Bunny Blue Carex has beautiful Winter Interest
Then, on Friday, as I was making my way through the garden, I came across an area where the sun was shining (ahem, it was in winter full sun), and the plants were still lush. Growing there was Carex laxiculmis ‘Hobb’ or Bunny Blue sedge. I had been by this mass many times but never really noticed it until this instance when almost everything else had been cut back or gone dormant. Any plant that can go down to 18 degrees the night before and still look great is worthy of more use in the garden. Add to this that it is native, has blue-grey foliage, a tidy clumping habit, and can survive in shady conditions.
Bunny Blue is the trademark name for this Carex. The plant was introduced by the Head brothers of Seneca, South Carolina. Carex laxiculmis is native from eastern Canada down to Florida, so you know that this plant is extremely adaptable. Bunny Blue Carex will make a 12″x 12″ clump and slowly spread (rhizomatous spread).
We have our plants planted en masse alongside Heucheras. Here in Maine, we have it planted in full sun, but in the South, you may want to plant it in some dappled partial shade. It will also stay evergreen in warmer climates.
The color of Bunny Blue is spectacular. I love blue-silver foliaged plants, and this one is excellent. One of my dream plants is a hardy Astelia chathamica. The chances of that happening are pretty slim, so Bunny Blue will have to fill that void for now.

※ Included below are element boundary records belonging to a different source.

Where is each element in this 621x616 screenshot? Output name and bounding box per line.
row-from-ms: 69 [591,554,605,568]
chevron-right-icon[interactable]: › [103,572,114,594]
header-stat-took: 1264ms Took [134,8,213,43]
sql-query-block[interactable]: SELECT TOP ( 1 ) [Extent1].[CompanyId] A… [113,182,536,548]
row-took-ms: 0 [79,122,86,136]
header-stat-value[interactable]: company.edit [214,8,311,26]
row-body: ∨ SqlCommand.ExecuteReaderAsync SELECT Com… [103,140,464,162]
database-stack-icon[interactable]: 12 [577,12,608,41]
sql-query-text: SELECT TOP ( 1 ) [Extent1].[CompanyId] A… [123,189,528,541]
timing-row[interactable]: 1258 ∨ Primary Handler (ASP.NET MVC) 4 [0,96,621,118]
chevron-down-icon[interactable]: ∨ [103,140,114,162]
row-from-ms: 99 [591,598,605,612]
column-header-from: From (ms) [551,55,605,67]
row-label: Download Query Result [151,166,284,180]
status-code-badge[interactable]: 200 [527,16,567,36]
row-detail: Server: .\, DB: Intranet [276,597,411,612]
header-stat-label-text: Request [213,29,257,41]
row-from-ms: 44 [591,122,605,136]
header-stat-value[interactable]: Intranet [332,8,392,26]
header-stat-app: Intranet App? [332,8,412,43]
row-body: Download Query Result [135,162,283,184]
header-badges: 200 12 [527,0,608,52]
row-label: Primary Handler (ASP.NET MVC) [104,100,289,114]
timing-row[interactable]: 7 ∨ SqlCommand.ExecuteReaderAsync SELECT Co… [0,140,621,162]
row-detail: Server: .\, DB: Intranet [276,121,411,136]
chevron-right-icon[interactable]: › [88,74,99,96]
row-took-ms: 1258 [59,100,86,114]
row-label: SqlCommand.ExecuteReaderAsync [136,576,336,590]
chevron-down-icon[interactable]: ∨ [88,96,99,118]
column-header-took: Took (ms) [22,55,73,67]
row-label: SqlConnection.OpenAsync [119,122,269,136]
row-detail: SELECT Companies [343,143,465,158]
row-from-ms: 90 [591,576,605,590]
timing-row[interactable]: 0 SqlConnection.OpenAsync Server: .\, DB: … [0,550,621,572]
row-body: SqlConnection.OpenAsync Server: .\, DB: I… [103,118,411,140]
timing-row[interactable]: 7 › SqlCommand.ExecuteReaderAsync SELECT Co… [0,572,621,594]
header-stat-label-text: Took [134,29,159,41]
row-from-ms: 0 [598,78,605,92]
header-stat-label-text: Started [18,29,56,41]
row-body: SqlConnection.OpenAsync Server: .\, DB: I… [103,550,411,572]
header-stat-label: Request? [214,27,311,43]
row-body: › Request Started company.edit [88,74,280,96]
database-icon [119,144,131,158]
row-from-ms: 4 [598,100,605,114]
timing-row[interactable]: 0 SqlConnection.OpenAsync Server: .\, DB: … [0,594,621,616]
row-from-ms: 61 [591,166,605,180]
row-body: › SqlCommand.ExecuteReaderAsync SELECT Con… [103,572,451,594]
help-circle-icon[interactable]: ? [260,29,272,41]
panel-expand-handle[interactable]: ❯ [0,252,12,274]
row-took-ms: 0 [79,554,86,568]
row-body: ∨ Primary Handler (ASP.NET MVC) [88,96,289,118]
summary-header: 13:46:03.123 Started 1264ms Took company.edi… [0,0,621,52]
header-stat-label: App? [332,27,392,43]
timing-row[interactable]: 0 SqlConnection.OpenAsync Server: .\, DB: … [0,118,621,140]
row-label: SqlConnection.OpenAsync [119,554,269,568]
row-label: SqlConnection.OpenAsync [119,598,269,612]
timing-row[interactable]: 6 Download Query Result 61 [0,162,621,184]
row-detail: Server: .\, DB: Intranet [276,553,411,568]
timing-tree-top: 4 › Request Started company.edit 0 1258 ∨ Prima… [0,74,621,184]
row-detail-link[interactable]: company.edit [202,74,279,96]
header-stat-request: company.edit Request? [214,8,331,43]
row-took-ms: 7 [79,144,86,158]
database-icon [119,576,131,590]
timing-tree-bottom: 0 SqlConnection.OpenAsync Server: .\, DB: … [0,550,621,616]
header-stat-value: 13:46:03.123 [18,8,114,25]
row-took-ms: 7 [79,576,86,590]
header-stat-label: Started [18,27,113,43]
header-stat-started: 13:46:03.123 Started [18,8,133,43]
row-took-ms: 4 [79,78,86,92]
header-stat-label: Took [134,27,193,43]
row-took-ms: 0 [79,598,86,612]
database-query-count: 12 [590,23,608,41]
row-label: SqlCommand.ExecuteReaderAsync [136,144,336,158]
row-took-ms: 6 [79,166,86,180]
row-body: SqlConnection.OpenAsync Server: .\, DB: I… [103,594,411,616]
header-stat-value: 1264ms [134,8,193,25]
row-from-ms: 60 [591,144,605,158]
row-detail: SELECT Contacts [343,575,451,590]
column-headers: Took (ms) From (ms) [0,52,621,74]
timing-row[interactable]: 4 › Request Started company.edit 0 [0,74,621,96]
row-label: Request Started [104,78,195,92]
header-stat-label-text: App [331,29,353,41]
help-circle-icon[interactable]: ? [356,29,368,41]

Have you grown Carex laxiculmus ‘Hobb’ Bunny Blue? If so, are you as impressed with it as much as I am?
Other Blue Colored Sedges and grasses (alternatives)
What makes Bunny Blue sedge so appealing is the plants have wide blue foliage that is hard to miss. There are, however, other similar carex grasses with blue or green foliage that you might find useful as substitutes.
Carex Flacca (also commonly called carex glauca, or c. glauca) – Carex flacca, commonly known as Blue Sedge, is a hardy ornamental grass native to Europe. What sets it apart from other Carex varieties is its striking steel-blue foliage that adds a unique and eye-catching color contrast to garden landscapes. It’s a low-maintenance plant, making it an excellent choice for those seeking both aesthetic appeal and ease of care in their gardens. Blue zinger sedge is a variety of C. Flacca (which is also known as carex flaccosperma)
Elijah Blue Fescue – scientifically known as Festuca glauca ‘Elijah Blue,’ is a captivating ornamental grass. What makes it stand out is its intense, silvery-blue foliage, providing a stunning contrast in garden designs. Its leaves are narrow and thin (unlike the wider foliage of Bunny Blue), and it requires full sun to be at its best.